Details of Mercury’s Jane Gray
Regarding how artists can use chiaroscuro lighting to express notions of time, in the sense of an immediate past, present and future, I wish to revisit the earlier post, Saints & Sinners. In that discussion I proposed the argument that because Occidental folk begin their reading of images from the left, the left side of images must always be “a moment ago” in a left-to-right reading and thus the left side signifies an immediate past. Conversely, using the same logic, the right side of an image must always be a moment of looking about to happen and thus it signifies the pending future.

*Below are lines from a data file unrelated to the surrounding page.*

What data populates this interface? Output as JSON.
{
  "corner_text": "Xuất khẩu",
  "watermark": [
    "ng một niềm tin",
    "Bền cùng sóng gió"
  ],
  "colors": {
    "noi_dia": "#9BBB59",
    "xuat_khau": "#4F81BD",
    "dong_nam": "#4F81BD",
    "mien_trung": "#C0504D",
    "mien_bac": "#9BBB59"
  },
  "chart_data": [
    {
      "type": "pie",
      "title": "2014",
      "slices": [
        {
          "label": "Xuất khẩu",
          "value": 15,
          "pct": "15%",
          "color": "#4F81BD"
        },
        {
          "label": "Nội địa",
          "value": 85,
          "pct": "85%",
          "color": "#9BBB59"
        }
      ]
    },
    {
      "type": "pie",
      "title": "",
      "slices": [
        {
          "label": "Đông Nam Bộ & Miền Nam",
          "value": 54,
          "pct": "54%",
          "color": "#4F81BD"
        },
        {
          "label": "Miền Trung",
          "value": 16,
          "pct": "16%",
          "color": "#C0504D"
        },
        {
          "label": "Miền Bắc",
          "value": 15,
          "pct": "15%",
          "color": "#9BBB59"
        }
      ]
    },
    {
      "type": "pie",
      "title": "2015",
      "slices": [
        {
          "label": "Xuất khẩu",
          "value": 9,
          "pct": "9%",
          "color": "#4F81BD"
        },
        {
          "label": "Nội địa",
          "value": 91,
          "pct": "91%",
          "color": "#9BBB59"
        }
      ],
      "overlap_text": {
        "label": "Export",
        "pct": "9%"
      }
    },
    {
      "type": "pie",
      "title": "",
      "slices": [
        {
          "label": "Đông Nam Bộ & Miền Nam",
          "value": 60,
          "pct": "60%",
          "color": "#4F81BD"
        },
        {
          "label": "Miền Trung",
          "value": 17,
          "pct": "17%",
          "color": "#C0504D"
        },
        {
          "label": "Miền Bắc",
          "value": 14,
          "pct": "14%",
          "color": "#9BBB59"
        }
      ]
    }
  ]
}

Following a similar line of argument, the Western lighting convention, discussed in the previous two posts concerning shadows (Parts 1 and 2), is based on the “rule” that the left side of an image should be portrayed as well-lit whereas the right side should be portrayed as shadowed. In terms of connoting past, present and future, this convention functions in tandem with a left-to-right reading direction. In essence, the lighting convention enhances the notion that the imagery on the left—the immediate past—is observable and thus a part of our acquired memories while the imagery on the right— the pending future—is partly concealed by shadow and thus it is not fully comprehended.

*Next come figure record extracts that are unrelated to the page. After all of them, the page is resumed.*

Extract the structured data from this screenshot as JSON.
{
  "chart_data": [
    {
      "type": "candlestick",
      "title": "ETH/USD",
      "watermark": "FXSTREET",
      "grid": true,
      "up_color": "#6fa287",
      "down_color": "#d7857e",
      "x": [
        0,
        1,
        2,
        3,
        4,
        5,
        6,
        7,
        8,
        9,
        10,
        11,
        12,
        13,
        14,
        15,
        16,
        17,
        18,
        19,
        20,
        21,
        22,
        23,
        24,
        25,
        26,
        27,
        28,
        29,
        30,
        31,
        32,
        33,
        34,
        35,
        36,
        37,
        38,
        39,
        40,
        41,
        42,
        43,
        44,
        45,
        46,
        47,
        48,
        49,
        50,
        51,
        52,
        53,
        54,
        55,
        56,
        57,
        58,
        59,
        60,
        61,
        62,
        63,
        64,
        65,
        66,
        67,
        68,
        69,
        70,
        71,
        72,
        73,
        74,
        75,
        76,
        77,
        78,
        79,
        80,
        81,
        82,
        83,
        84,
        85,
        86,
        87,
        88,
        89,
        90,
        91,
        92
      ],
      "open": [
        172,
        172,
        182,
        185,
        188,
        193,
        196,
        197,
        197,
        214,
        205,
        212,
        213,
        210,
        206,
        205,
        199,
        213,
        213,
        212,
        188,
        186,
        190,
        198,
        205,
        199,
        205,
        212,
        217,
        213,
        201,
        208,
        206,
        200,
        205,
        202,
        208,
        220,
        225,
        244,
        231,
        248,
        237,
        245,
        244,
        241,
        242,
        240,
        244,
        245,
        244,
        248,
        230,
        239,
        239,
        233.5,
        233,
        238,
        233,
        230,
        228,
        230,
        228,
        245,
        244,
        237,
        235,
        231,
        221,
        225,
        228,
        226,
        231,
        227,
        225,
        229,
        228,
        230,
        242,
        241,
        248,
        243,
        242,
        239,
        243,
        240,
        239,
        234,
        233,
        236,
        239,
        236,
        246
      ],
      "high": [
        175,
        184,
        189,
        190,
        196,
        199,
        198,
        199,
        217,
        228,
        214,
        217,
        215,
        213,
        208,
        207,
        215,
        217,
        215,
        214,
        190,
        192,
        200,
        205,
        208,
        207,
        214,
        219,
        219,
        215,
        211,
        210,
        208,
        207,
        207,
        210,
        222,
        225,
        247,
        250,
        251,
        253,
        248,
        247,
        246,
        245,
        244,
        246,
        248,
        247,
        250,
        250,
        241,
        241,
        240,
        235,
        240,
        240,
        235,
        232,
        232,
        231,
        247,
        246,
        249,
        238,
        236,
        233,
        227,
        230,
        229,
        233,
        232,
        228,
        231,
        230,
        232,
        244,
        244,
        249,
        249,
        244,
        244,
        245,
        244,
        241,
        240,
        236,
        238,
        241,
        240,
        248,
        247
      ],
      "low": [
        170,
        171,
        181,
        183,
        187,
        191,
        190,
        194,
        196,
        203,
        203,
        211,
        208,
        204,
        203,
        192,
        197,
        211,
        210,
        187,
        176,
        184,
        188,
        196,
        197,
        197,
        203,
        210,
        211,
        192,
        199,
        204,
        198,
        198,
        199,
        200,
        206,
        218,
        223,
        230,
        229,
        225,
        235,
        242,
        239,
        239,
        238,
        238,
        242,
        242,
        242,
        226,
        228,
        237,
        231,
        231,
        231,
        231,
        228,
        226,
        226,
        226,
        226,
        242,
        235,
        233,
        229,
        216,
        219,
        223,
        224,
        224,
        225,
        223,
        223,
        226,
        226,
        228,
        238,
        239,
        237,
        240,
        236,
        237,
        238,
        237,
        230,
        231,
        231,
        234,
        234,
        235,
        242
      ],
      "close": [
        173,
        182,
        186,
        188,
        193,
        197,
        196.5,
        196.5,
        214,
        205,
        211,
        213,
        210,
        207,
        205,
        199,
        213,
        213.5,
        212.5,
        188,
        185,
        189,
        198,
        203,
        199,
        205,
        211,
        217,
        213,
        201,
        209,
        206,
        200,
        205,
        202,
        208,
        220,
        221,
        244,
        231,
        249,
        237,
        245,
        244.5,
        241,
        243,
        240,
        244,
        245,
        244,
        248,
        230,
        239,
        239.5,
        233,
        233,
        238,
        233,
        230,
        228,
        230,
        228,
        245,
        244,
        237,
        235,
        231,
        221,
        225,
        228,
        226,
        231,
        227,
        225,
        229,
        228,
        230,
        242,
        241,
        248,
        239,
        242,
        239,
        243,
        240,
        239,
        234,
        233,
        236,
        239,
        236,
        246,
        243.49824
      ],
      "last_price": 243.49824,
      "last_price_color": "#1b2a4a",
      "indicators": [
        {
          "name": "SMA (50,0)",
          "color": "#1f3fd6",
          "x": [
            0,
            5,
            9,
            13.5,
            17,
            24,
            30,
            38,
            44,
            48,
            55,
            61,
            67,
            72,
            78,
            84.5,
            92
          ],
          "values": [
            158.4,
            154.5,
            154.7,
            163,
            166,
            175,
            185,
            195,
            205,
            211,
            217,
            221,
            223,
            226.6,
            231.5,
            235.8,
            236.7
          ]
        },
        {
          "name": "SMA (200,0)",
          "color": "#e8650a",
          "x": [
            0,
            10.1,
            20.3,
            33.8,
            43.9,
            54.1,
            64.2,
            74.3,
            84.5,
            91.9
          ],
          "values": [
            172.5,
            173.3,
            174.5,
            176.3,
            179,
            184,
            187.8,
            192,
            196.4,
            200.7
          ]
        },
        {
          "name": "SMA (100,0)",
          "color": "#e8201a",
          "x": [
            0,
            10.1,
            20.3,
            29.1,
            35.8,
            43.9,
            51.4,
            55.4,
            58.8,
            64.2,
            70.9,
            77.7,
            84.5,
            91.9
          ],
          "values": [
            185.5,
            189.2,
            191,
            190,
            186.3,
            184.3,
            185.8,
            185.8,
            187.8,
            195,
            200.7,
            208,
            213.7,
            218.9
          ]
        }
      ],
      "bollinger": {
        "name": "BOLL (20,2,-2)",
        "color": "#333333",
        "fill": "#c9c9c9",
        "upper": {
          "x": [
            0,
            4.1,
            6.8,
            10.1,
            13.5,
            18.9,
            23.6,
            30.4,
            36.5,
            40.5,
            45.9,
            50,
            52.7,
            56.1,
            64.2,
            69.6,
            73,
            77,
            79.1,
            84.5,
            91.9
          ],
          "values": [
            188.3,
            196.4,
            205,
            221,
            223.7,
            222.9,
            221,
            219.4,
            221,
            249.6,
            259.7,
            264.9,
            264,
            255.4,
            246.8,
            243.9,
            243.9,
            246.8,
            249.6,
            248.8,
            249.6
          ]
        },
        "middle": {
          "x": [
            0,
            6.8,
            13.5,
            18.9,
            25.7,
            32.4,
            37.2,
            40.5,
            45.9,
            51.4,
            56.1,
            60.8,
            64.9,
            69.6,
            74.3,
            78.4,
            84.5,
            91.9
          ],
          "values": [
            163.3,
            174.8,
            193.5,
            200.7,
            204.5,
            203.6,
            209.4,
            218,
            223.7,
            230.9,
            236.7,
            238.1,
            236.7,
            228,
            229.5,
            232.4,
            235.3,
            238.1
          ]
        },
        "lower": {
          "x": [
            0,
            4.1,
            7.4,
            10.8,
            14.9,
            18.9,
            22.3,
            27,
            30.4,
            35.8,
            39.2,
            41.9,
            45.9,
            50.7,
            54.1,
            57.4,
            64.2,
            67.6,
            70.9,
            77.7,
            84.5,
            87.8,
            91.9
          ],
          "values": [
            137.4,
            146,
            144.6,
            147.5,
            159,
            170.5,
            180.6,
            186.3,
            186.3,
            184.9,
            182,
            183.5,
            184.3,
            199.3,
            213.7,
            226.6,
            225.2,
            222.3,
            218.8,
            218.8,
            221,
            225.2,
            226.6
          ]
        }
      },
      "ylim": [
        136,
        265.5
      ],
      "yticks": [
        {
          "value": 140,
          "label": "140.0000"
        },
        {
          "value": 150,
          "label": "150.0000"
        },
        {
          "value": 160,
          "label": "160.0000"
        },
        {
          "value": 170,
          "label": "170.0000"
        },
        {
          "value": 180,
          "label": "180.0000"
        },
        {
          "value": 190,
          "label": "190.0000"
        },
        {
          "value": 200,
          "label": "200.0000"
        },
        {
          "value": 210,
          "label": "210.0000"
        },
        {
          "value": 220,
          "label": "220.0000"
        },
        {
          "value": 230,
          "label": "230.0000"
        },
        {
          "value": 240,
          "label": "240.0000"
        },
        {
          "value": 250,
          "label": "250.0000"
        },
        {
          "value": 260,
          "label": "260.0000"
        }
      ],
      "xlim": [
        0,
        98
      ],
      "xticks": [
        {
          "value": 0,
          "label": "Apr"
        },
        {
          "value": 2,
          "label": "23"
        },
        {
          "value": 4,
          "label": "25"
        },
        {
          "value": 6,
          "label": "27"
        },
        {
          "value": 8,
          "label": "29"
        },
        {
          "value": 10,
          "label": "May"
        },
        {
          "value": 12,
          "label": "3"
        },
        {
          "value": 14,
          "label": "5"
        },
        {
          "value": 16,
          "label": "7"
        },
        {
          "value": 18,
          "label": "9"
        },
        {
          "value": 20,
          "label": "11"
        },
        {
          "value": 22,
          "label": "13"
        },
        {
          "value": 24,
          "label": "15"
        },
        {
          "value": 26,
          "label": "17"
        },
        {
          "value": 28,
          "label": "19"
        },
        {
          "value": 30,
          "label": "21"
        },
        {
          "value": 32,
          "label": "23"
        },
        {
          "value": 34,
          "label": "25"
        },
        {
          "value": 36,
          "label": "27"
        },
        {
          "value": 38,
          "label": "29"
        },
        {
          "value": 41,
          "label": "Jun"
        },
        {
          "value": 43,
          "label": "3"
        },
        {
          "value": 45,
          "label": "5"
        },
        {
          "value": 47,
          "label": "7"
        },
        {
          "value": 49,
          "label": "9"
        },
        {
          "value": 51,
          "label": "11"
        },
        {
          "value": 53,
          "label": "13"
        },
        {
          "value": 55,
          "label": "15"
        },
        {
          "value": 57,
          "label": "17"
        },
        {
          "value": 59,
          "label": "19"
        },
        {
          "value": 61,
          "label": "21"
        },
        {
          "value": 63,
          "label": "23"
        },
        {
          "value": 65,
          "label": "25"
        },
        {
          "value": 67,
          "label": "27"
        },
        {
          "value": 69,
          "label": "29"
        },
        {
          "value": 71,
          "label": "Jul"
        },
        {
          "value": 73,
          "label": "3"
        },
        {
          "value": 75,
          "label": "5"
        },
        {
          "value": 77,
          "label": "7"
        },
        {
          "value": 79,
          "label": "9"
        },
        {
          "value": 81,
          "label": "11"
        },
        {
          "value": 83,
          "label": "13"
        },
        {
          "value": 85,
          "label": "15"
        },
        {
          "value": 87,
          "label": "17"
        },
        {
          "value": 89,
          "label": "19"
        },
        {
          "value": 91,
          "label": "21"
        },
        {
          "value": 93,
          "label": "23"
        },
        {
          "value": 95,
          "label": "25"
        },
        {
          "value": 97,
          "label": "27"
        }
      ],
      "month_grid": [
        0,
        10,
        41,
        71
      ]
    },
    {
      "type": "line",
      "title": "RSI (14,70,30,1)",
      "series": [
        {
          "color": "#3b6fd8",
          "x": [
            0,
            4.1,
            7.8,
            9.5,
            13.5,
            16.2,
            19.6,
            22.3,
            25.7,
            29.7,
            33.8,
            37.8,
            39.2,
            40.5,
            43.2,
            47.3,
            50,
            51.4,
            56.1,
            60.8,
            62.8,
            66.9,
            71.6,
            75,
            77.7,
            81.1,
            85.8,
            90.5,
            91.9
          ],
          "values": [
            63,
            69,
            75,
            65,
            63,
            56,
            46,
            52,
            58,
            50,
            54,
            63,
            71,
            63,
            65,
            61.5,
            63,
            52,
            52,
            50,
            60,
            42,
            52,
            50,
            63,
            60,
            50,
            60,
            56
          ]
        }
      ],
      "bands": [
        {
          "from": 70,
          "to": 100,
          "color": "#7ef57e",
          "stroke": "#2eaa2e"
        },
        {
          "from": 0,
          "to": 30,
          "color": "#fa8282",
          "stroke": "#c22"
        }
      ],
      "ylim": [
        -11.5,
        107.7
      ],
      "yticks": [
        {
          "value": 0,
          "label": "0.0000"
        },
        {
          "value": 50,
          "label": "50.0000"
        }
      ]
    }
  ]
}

An important approach to image making that marries the Occidental reading direction with the Western convention of lighting is the use of pictorial zones arranged as a transition from left to right in incremental stages across an image as outlined in the early post, Pictorial Transitions. This arrangement helps to articulate the idea of a transition in the viewer’s reading from left-to-right involving a shift from an “saturation” phase in perception on the left side through to a “prognostication” phase on the right side.

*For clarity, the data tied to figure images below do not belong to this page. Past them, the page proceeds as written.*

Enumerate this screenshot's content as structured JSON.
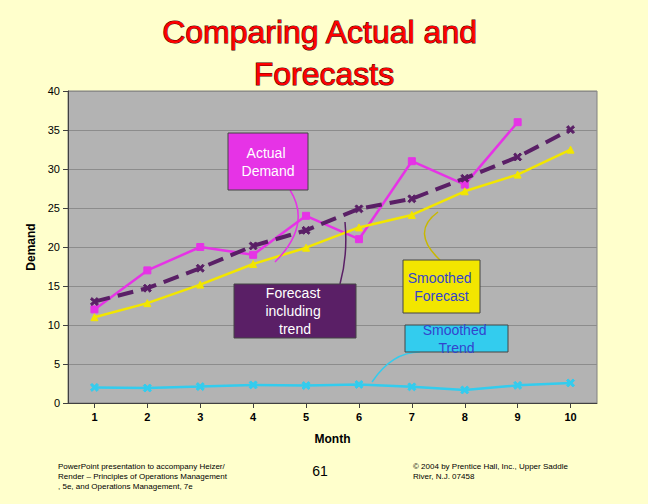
{
  "chart_data": {
    "type": "line",
    "title": "Comparing Actual and Forecasts",
    "x_label": "Month",
    "y_label": "Demand",
    "categories": [
      "1",
      "2",
      "3",
      "4",
      "5",
      "6",
      "7",
      "8",
      "9",
      "10"
    ],
    "series": [
      {
        "name": "Actual Demand",
        "color": "#e633e6",
        "marker": "square",
        "line_style": "solid",
        "values": [
          12,
          17,
          20,
          19,
          24,
          21,
          31,
          28,
          36,
          null
        ]
      },
      {
        "name": "Forecast including trend",
        "color": "#5a1f66",
        "marker": "x",
        "line_style": "dashed",
        "values": [
          13.0,
          14.72,
          17.28,
          20.14,
          22.14,
          24.89,
          26.18,
          28.81,
          31.54,
          35.05
        ]
      },
      {
        "name": "Smoothed Forecast",
        "color": "#f2e600",
        "marker": "triangle",
        "line_style": "solid",
        "values": [
          11.0,
          12.8,
          15.18,
          17.82,
          19.91,
          22.51,
          24.11,
          27.14,
          29.28,
          32.48
        ]
      },
      {
        "name": "Smoothed Trend",
        "color": "#33ccee",
        "marker": "x",
        "line_style": "solid",
        "values": [
          2.0,
          1.92,
          2.1,
          2.32,
          2.23,
          2.38,
          2.07,
          1.67,
          2.26,
          2.57
        ]
      }
    ],
    "ylim": [
      0,
      40
    ],
    "yticks": [
      0,
      5,
      10,
      15,
      20,
      25,
      30,
      35,
      40
    ],
    "grid": true,
    "footer": [
      "PowerPoint presentation to accompany Heizer/Render – Principles of Operations Management, 5e, and Operations Management, 7e",
      "61",
      "© 2004 by Prentice Hall, Inc., Upper Saddle River, N.J. 07458"
    ]
  }
}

Like all theories, however, whether they are folly or fact is best examined by their effectiveness in practical application. To illustrate how an image may express the notion of a passage of time, I have selected Frank Brangwyn’s lithograph, The Mine (shown below), and I will leave the question as to whether it is successful in this mission to the reader.
In The Mine, strong light from the top-front-left—the Western lighting convention—illuminates a night scene inviting a viewer’s eye to negotiate meaning from the left to the right side of the image. This arrangement of lighting sets the scene for the reading discussed above from an “immediate past” to a “pending future.” Featured in the foreground is a bustling horde of mineworkers moving from the well-lit left side of the image—the past—on their way towards an undisclosed destiny—the future—through the shadowy right side. Augmenting this left-to-right reading are the pictorial zones (see attributes of each zone in the details below): “saturation”; “incubation”; “illumination”; and, “prognostication” (as explained in Pictorial Transitions). These pictorial zones visually articulate and mimic the notion of the artist’s developing perception of the scene—a compartmentalisation of how one’s perception may arise that was first proposed by Herman von Helmholtz (1821–94) and outlined by Betty Edwards in Drawing on the Artist Within (1986) (see pages 2–5) with a touch of minor meddling by the present author.